Improving college-completion rates is “an economic and moral imperative,” a national higher-education commission said on Wednesday in an open letter to college and university leaders.
The letter, which takes the form of a report subtitled “College Completion Must Be Our Priority,” summarizes a yearlong effort by the National Commission on Higher Education Attainment to identify innovative repairs for colleges’ leaky pipelines.
The 18-member commission, including presidents from every college sector, was assembled in 2011 by the American Council on Education and five other national higher-education associations. The mandate came from President Obama, who has challenged the nation to have the world’s highest proportion of people with college credentials by 2020.
As millions of low-skill, well-paying manufacturing jobs have been automated or outsourced, a growing number of positions require at least some postsecondary education, the report notes. College graduates are also more likely to land jobs with health insurance and retirement plans, are less likely to divorce, and are more likely to be tolerant and civically engaged, it adds.
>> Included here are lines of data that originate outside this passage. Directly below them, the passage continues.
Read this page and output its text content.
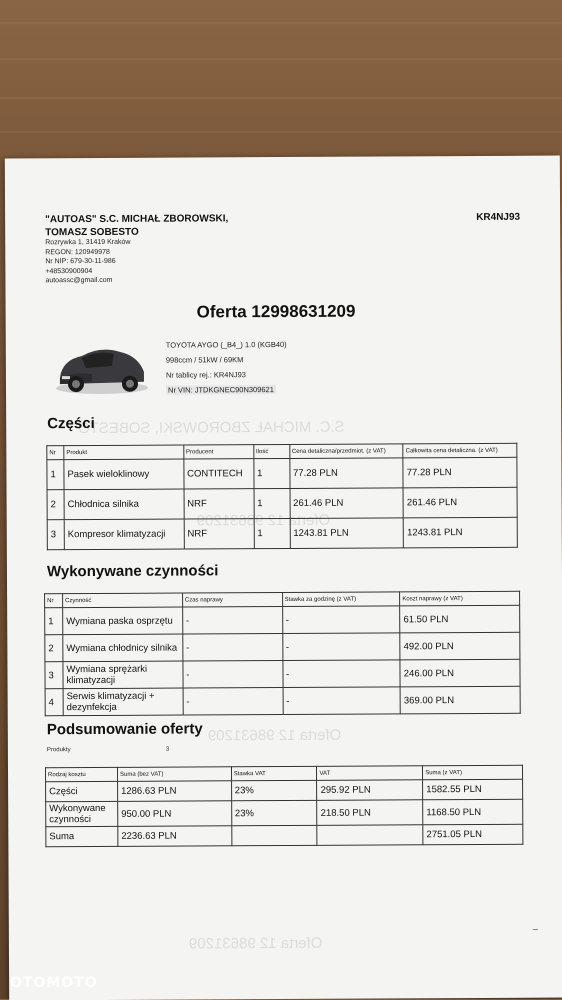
S.C. MICHAŁ ZBOROWSKI, SOBESTO
Oferta 12 98631209
Oferta 12 98631209
Oferta 12 98631209
"AUTOAS" S.C. MICHAŁ ZBOROWSKI,
TOMASZ SOBESTO
Rozrywka 1, 31419 Kraków
REGON: 120949978
Nr NIP: 679-30-11-986
+48530900904
autoassc@gmail.com
KR4NJ93
Oferta 12998631209
TOYOTA AYGO (_B4_) 1.0 (KGB40)
998ccm / 51kW / 69KM
Nr tablicy rej.: KR4NJ93
Nr VIN: JTDKGNEC90N309621
Części
Nr	Produkt	Producent	Ilość	Cena detaliczna/przedmiot. (z VAT)	Całkowita cena detaliczna. (z VAT)
1	Pasek wieloklinowy	CONTITECH	1	77.28 PLN	77.28 PLN
2	Chłodnica silnika	NRF	1	261.46 PLN	261.46 PLN
3	Kompresor klimatyzacji	NRF	1	1243.81 PLN	1243.81 PLN
Wykonywane czynności
Nr	Czynność	Czas naprawy	Stawka za godzinę (z VAT)	Koszt naprawy (z VAT)
1	Wymiana paska osprzętu	-	-	61.50 PLN
2	Wymiana chłodnicy silnika	-	-	492.00 PLN
3	Wymiana sprężarki klimatyzacji	-	-	246.00 PLN
4	Serwis klimatyzacji + dezynfekcja	-	-	369.00 PLN
Podsumowanie oferty
Produkty	3
Rodzaj kosztu	Suma (bez VAT)	Stawka VAT	VAT	Suma (z VAT)
Części	1286.63 PLN	23%	295.92 PLN	1582.55 PLN
Wykonywane czynności	950.00 PLN	23%	218.50 PLN	1168.50 PLN
Suma	2236.63 PLN			2751.05 PLN
–
OTOMOTO
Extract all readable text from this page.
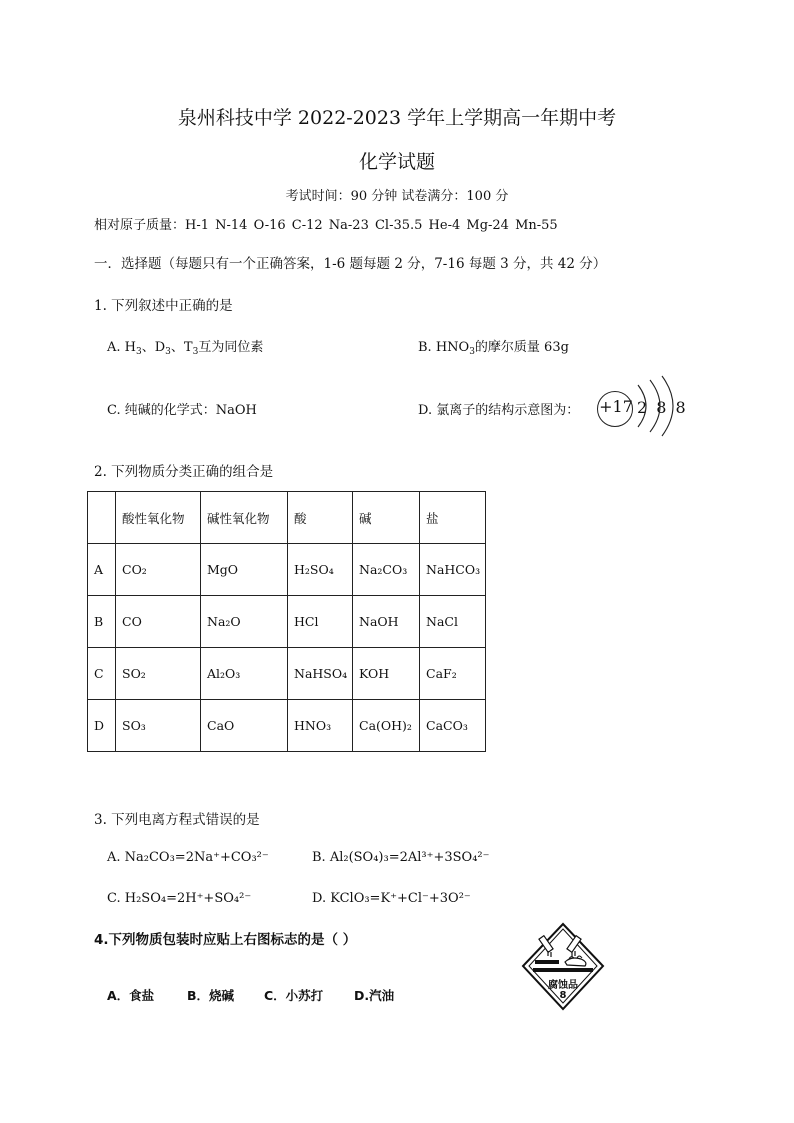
泉州科技中学 2022-2023 学年上学期高一年期中考
化学试题
考试时间：90 分钟 试卷满分：100 分
相对原子质量：H-1 N-14 O-16 C-12 Na-23 Cl-35.5 He-4 Mg-24 Mn-55
一．选择题（每题只有一个正确答案，1-6 题每题 2 分，7-16 每题 3 分，共 42 分）
1. 下列叙述中正确的是
A. $H_3$、$D_3$、$T_3$互为同位素	B. $HNO_3$的摩尔质量 63g
C. 纯碱的化学式：NaOH	D. 氯离子的结构示意图为： +17 2 8 8
2. 下列物质分类正确的组合是
	酸性氧化物	碱性氧化物	酸	碱	盐
A	CO₂	MgO	H₂SO₄	Na₂CO₃	NaHCO₃
B	CO	Na₂O	HCl	NaOH	NaCl
C	SO₂	Al₂O₃	NaHSO₄	KOH	CaF₂
D	SO₃	CaO	HNO₃	Ca(OH)₂	CaCO₃
3. 下列电离方程式错误的是
A. Na₂CO₃=2Na⁺+CO₃²⁻	B. Al₂(SO₄)₃=2Al³⁺+3SO₄²⁻
C. H₂SO₄=2H⁺+SO₄²⁻	D. KClO₃=K⁺+Cl⁻+3O²⁻
4.下列物质包装时应贴上右图标志的是（ ）
A．食盐	B．烧碱 C．小苏打 D.汽油
腐蚀品
8
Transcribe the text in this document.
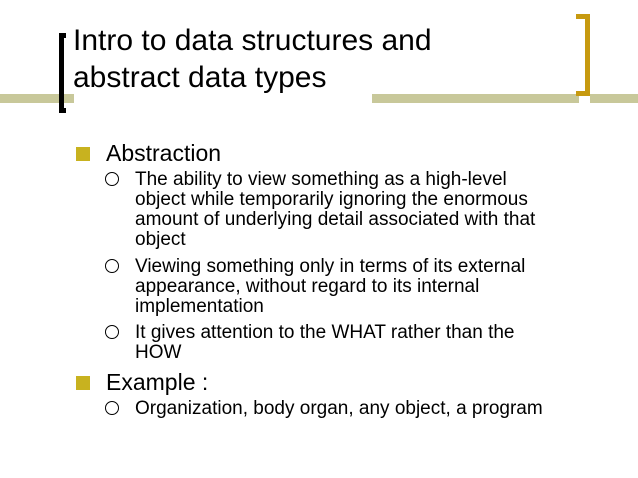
Intro to data structures and
abstract data types
Abstraction
The ability to view something as a high-level
object while temporarily ignoring the enormous
amount of underlying detail associated with that
object
Viewing something only in terms of its external
appearance, without regard to its internal
implementation
It gives attention to the WHAT rather than the
HOW
Example :
Organization, body organ, any object, a program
But while a record number of students now attend college, too few of them graduate, and that’s where colleges should be focusing more attention, the report notes.
First-generation, working, and part-time students far outnumber the 18- to 21-year-old residential students who used to be considered traditional, and the disparity is growing rapidly, the commission points out. They need flexible schedules, more financial help, and an efficient remediation system that doesn’t discourage them so much that they drop out, it says.